Joe Alterio's blog on illustration, comix, design, animation, and other bouts of total awesomeness.
Sunday, November 25, 2007
Los Angeles' cool thin tendrils slip their sticky coils around me for a few nights this weekend, and all I can think of is the electricity in them that used to be thrilling, but now is static discharge to my frontal cortex. We all assume mantles at a certain point, if only because it's easier: sometimes, your three sentence rundown of how you are in your brain keeps you from going over the edge with self-doubt or, even worse, a booze-fueled existential slip up. Part of my Cliff's Notes involved being the Consummate Los Angeles Defender. My stock lines are familiar to anyone who has gone abroad and felt the need to defend their home country as a place of decent human beings. "It's misunderstood, there's wonderful parts about it, it's so damn trendy to hate it". But for some reason on this particular visit, Madam Angeles kiss feels cold and clammy.

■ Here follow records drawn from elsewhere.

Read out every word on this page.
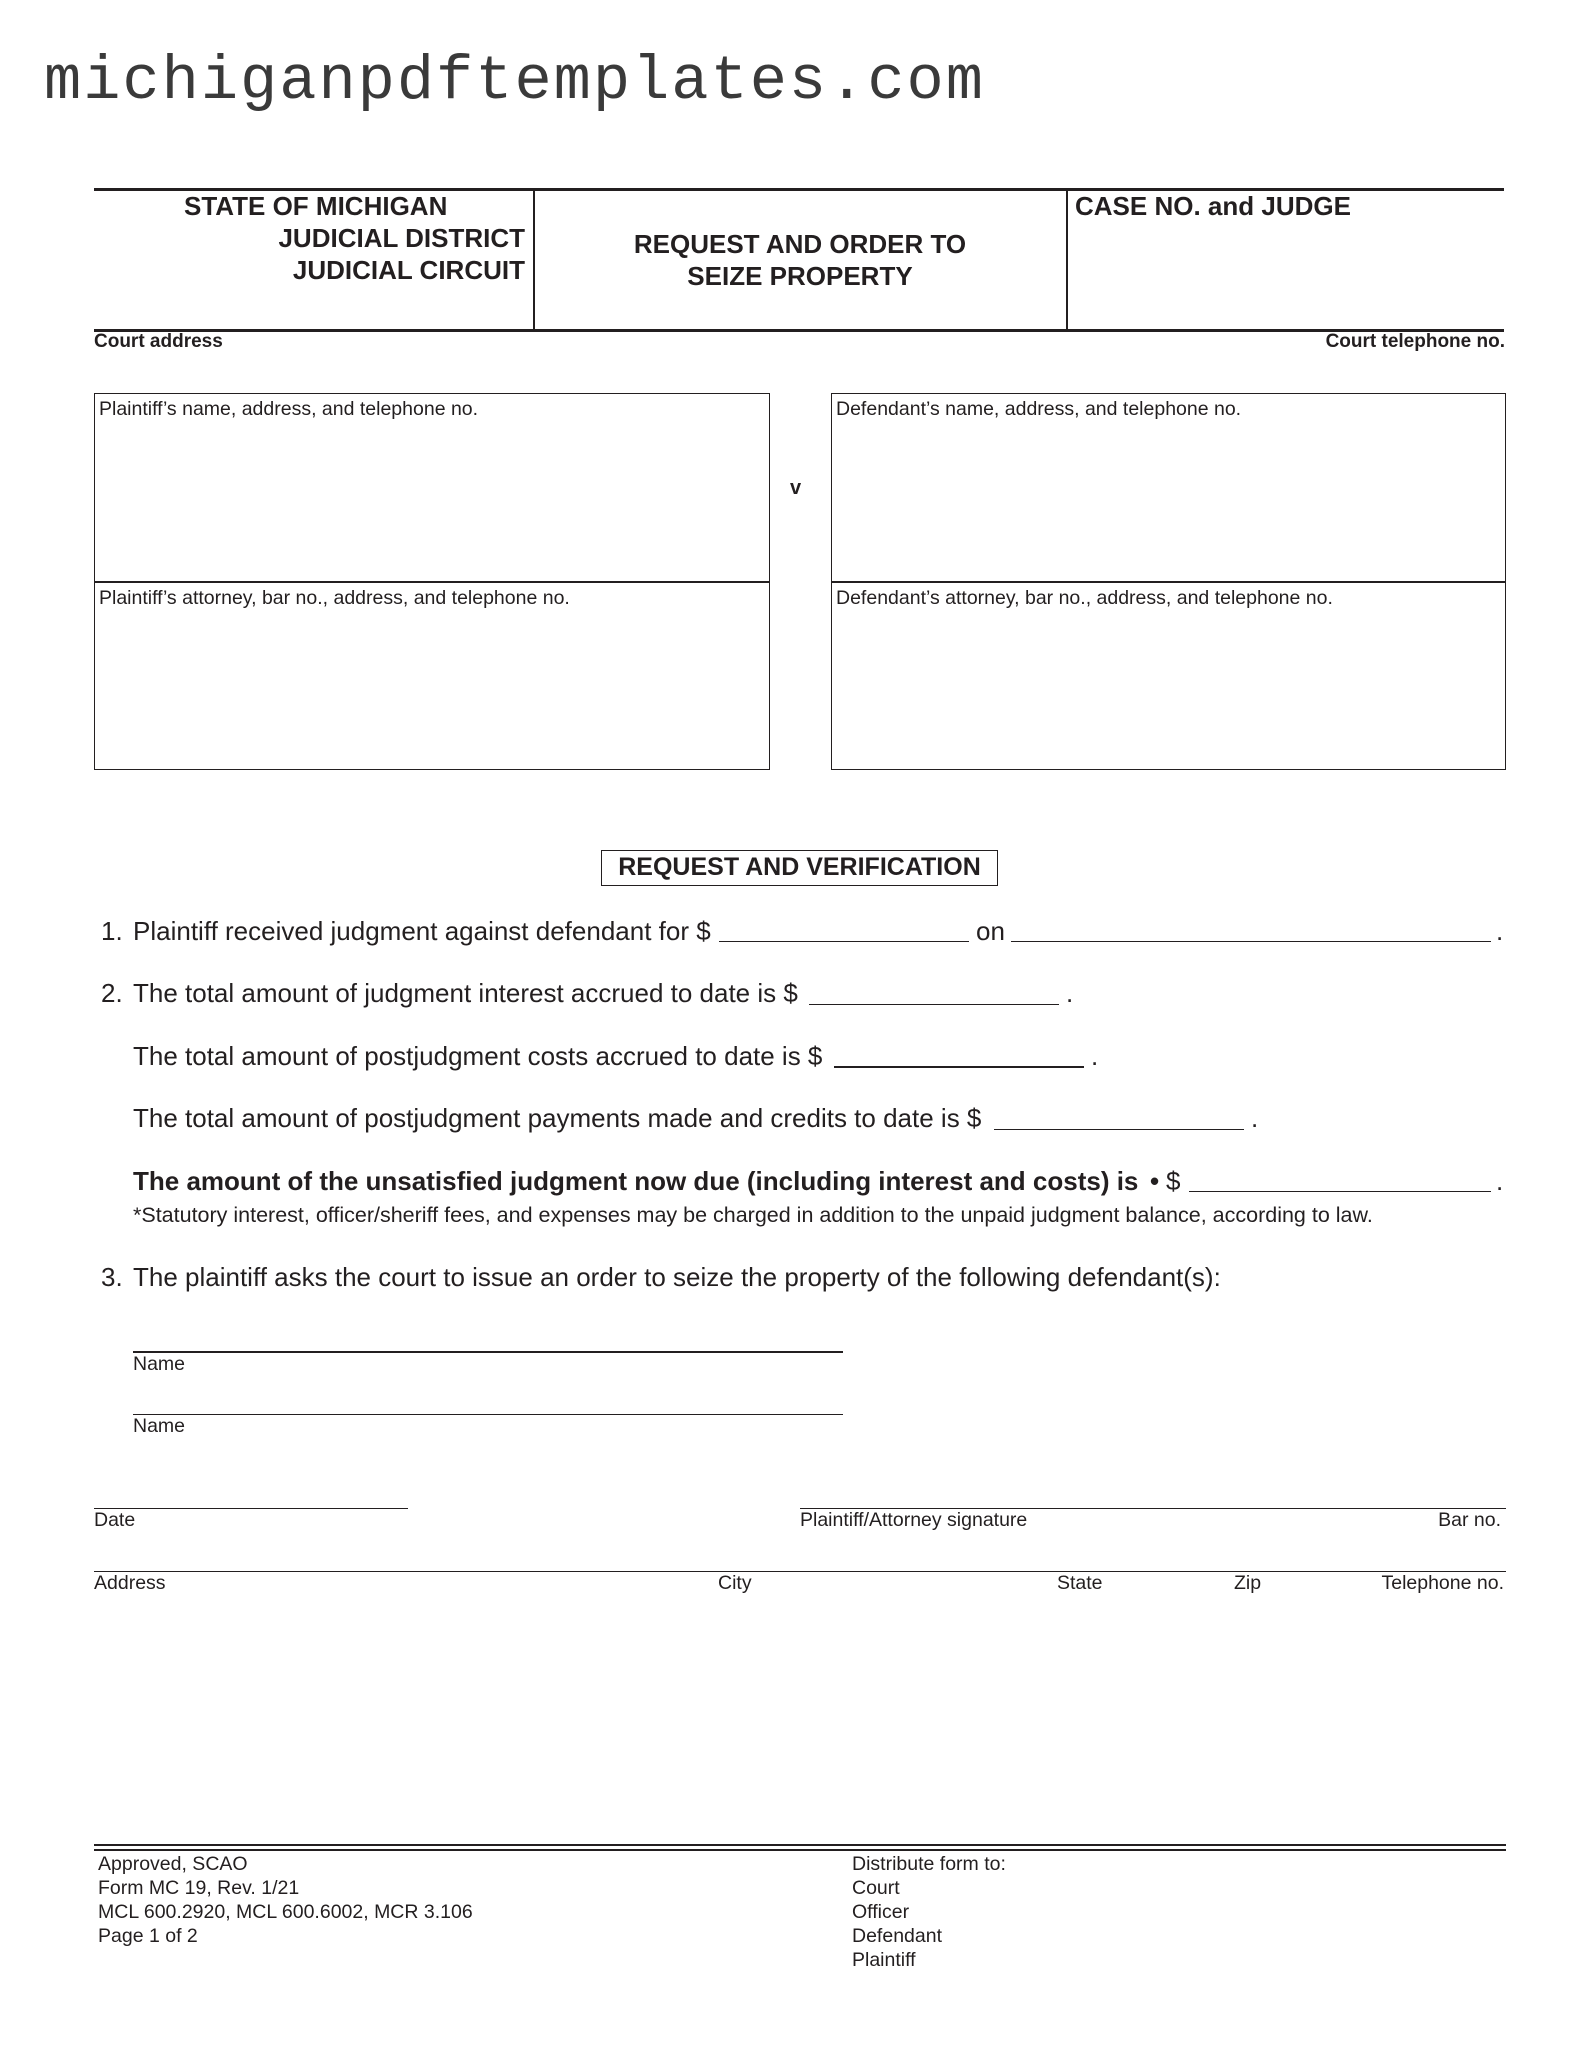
michiganpdftemplates.com
STATE OF MICHIGAN
JUDICIAL DISTRICT
JUDICIAL CIRCUIT
REQUEST AND ORDER TO
SEIZE PROPERTY
CASE NO. and JUDGE
Court address	Court telephone no.
Plaintiff’s name, address, and telephone no.
Plaintiff’s attorney, bar no., address, and telephone no.
v
Defendant’s name, address, and telephone no.
Defendant’s attorney, bar no., address, and telephone no.
REQUEST AND VERIFICATION
1. Plaintiff received judgment against defendant for $	on	.
2. The total amount of judgment interest accrued to date is $	.
The total amount of postjudgment costs accrued to date is $	.
The total amount of postjudgment payments made and credits to date is $	.
The amount of the unsatisfied judgment now due (including interest and costs) is • $	.
*Statutory interest, officer/sheriff fees, and expenses may be charged in addition to the unpaid judgment balance, according to law.
3. The plaintiff asks the court to issue an order to seize the property of the following defendant(s):
Name
Name
Date	Plaintiff/Attorney signature	Bar no.
Address	City	State	Zip	Telephone no.
Approved, SCAO
Form MC 19, Rev. 1/21
MCL 600.2920, MCL 600.6002, MCR 3.106
Page 1 of 2
Distribute form to:
Court
Officer
Defendant
Plaintiff
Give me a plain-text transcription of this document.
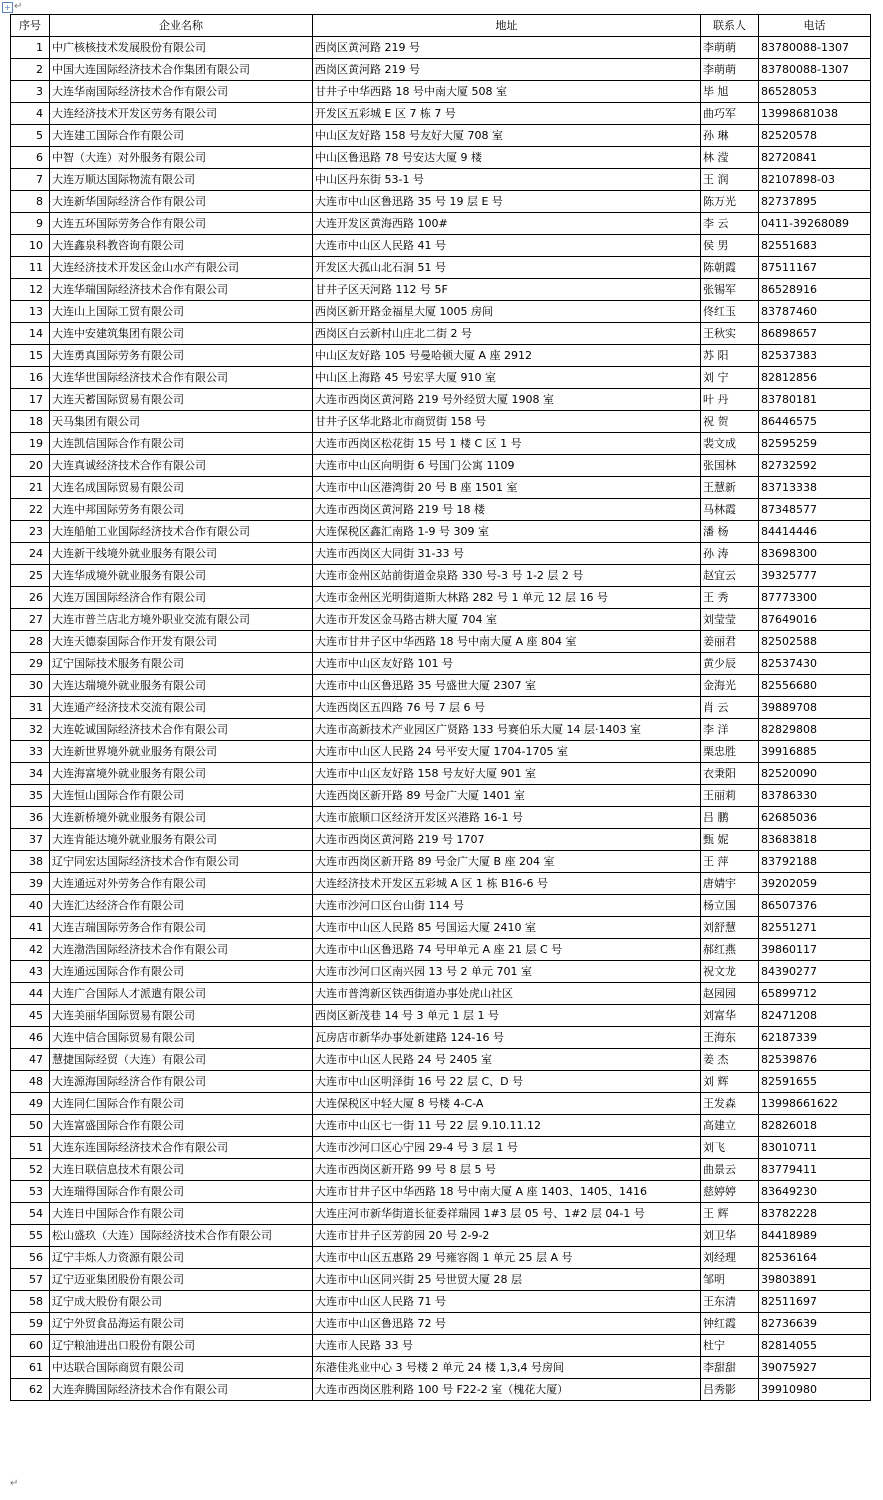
+ ↵
序号	企业名称	地址	联系人	电话
1	中广核核技术发展股份有限公司	西岗区黄河路 219 号	李萌萌	83780088-1307
2	中国大连国际经济技术合作集团有限公司	西岗区黄河路 219 号	李萌萌	83780088-1307
3	大连华南国际经济技术合作有限公司	甘井子中华西路 18 号中南大厦 508 室	毕 旭	86528053
4	大连经济技术开发区劳务有限公司	开发区五彩城 E 区 7 栋 7 号	曲巧军	13998681038
5	大连建工国际合作有限公司	中山区友好路 158 号友好大厦 708 室	孙 琳	82520578
6	中智（大连）对外服务有限公司	中山区鲁迅路 78 号安达大厦 9 楼	林 滢	82720841
7	大连万顺达国际物流有限公司	中山区丹东街 53-1 号	王 润	82107898-03
8	大连新华国际经济合作有限公司	大连市中山区鲁迅路 35 号 19 层 E 号	陈万光	82737895
9	大连五环国际劳务合作有限公司	大连开发区黄海西路 100#	李 云	0411-39268089
10	大连鑫泉科教咨询有限公司	大连市中山区人民路 41 号	侯 男	82551683
11	大连经济技术开发区金山水产有限公司	开发区大孤山北石洞 51 号	陈朝霞	87511167
12	大连华瑞国际经济技术合作有限公司	甘井子区天河路 112 号 5F	张锡军	86528916
13	大连山上国际工贸有限公司	西岗区新开路金福星大厦 1005 房间	佟红玉	83787460
14	大连中安建筑集团有限公司	西岗区白云新村山庄北二街 2 号	王秋实	86898657
15	大连勇真国际劳务有限公司	中山区友好路 105 号曼哈顿大厦 A 座 2912	苏 阳	82537383
16	大连华世国际经济技术合作有限公司	中山区上海路 45 号宏孚大厦 910 室	刘 宁	82812856
17	大连天蓄国际贸易有限公司	大连市西岗区黄河路 219 号外经贸大厦 1908 室	叶 丹	83780181
18	天马集团有限公司	甘井子区华北路北市商贸街 158 号	祝 贺	86446575
19	大连凯信国际合作有限公司	大连市西岗区松花街 15 号 1 楼 C 区 1 号	裴文成	82595259
20	大连真诚经济技术合作有限公司	大连市中山区向明街 6 号国门公寓 1109	张国林	82732592
21	大连名成国际贸易有限公司	大连市中山区港湾街 20 号 B 座 1501 室	王慧新	83713338
22	大连中邦国际劳务有限公司	大连市西岗区黄河路 219 号 18 楼	马林霞	87348577
23	大连船舶工业国际经济技术合作有限公司	大连保税区鑫汇南路 1-9 号 309 室	潘 杨	84414446
24	大连新干线境外就业服务有限公司	大连市西岗区大同街 31-33 号	孙 涛	83698300
25	大连华成境外就业服务有限公司	大连市金州区站前街道金泉路 330 号-3 号 1-2 层 2 号	赵宜云	39325777
26	大连万国国际经济合作有限公司	大连市金州区光明街道斯大林路 282 号 1 单元 12 层 16 号	王 秀	87773300
27	大连市普兰店北方境外职业交流有限公司	大连市开发区金马路古耕大厦 704 室	刘莹莹	87649016
28	大连天德泰国际合作开发有限公司	大连市甘井子区中华西路 18 号中南大厦 A 座 804 室	姜丽君	82502588
29	辽宁国际技术服务有限公司	大连市中山区友好路 101 号	黄少辰	82537430
30	大连达瑞境外就业服务有限公司	大连市中山区鲁迅路 35 号盛世大厦 2307 室	金海光	82556680
31	大连通产经济技术交流有限公司	大连西岗区五四路 76 号 7 层 6 号	肖 云	39889708
32	大连乾诚国际经济技术合作有限公司	大连市高新技术产业园区广贤路 133 号赛伯乐大厦 14 层·1403 室	李 洋	82829808
33	大连新世界境外就业服务有限公司	大连市中山区人民路 24 号平安大厦 1704-1705 室	栗忠胜	39916885
34	大连海富境外就业服务有限公司	大连市中山区友好路 158 号友好大厦 901 室	衣秉阳	82520090
35	大连恒山国际合作有限公司	大连西岗区新开路 89 号金广大厦 1401 室	王丽莉	83786330
36	大连新桥境外就业服务有限公司	大连市旅顺口区经济开发区兴港路 16-1 号	吕 鹏	62685036
37	大连肯能达境外就业服务有限公司	大连市西岗区黄河路 219 号 1707	甄 妮	83683818
38	辽宁同宏达国际经济技术合作有限公司	大连市西岗区新开路 89 号金广大厦 B 座 204 室	王 萍	83792188
39	大连通远对外劳务合作有限公司	大连经济技术开发区五彩城 A 区 1 栋 B16-6 号	唐婧宇	39202059
40	大连汇达经济合作有限公司	大连市沙河口区台山街 114 号	杨立国	86507376
41	大连吉瑞国际劳务合作有限公司	大连市中山区人民路 85 号国运大厦 2410 室	刘舒慧	82551271
42	大连渤浩国际经济技术合作有限公司	大连市中山区鲁迅路 74 号甲单元 A 座 21 层 C 号	郝红燕	39860117
43	大连通远国际合作有限公司	大连市沙河口区南兴园 13 号 2 单元 701 室	祝文龙	84390277
44	大连广合国际人才派遣有限公司	大连市普湾新区铁西街道办事处虎山社区	赵园园	65899712
45	大连美丽华国际贸易有限公司	西岗区新茂巷 14 号 3 单元 1 层 1 号	刘富华	82471208
46	大连中信合国际贸易有限公司	瓦房店市新华办事处新建路 124-16 号	王海东	62187339
47	慧捷国际经贸（大连）有限公司	大连市中山区人民路 24 号 2405 室	姜 杰	82539876
48	大连源海国际经济合作有限公司	大连市中山区明泽街 16 号 22 层 C、D 号	刘 辉	82591655
49	大连同仁国际合作有限公司	大连保税区中轻大厦 8 号楼 4-C-A	王发森	13998661622
50	大连富盛国际合作有限公司	大连市中山区七一街 11 号 22 层 9.10.11.12	高建立	82826018
51	大连东连国际经济技术合作有限公司	大连市沙河口区心宁园 29-4 号 3 层 1 号	刘飞	83010711
52	大连日联信息技术有限公司	大连市西岗区新开路 99 号 8 层 5 号	曲景云	83779411
53	大连瑞得国际合作有限公司	大连市甘井子区中华西路 18 号中南大厦 A 座 1403、1405、1416	慈婷婷	83649230
54	大连日中国际合作有限公司	大连庄河市新华街道长征委祥瑞园 1#3 层 05 号、1#2 层 04-1 号	王 辉	83782228
55	松山盛玖（大连）国际经济技术合作有限公司	大连市甘井子区芳韵园 20 号 2-9-2	刘卫华	84418989
56	辽宁丰烁人力资源有限公司	大连市中山区五惠路 29 号雍容阁 1 单元 25 层 A 号	刘经理	82536164
57	辽宁迈亚集团股份有限公司	大连市中山区同兴街 25 号世贸大厦 28 层	邹明	39803891
58	辽宁成大股份有限公司	大连市中山区人民路 71 号	王东清	82511697
59	辽宁外贸食品海运有限公司	大连市中山区鲁迅路 72 号	钟红霞	82736639
60	辽宁粮油进出口股份有限公司	大连市人民路 33 号	杜宁	82814055
61	中达联合国际商贸有限公司	东港佳兆业中心 3 号楼 2 单元 24 楼 1,3,4 号房间	李甜甜	39075927
62	大连奔腾国际经济技术合作有限公司	大连市西岗区胜利路 100 号 F22-2 室（槐花大厦）	吕秀影	39910980
↵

Out in Sherman Oaks, and something strikes me that I could never put my finger on before, maybe because I was too close, too complicit. There's no people here. The abstract of complaining about cars is something that naturally leads people to think of traffic, smog, and delays. But my epiphany is of a more natural sort: looking around, the human form is nary in sight. Tucked safely away in their flying vehicles, funneled onto the city streets where everyone is behind tinted glass, sunglasses, air conditioners. The sight of a human being is rare from the window of a car here. And that, combined with the bright newness of the malls and and streets signs make it look like a place where something just happened for which you were a little late, and now everyone's gone.
But I'm here with Kevin, which is gratifying. We talk projects of all sorts, and as usual when I'm with him, I get excited all over again for my various ridiculous hair brained creative schemes. We flit from location to location like purposeless bees, carried by Santa Anna winds from a production studio to the Tee Yee Lounge for Knob Creek rocks to Canters for Lox and capers. We talk about robots and monsters and comics and films and merchandising and how can rest on our laurels and still make rent. It is a infinitely futuristic web 2.0 existence we lead, joining the other sort-of employed college educated professionals who haunt coffeeshops and exist on their Macbooks and are allowed to be nowhere at 2 PM. Our perfect lucky states are enviable.
Los Angeles breaths. We breath with it and hope it all lasts for a little while longer. The tendrils keep their buzz.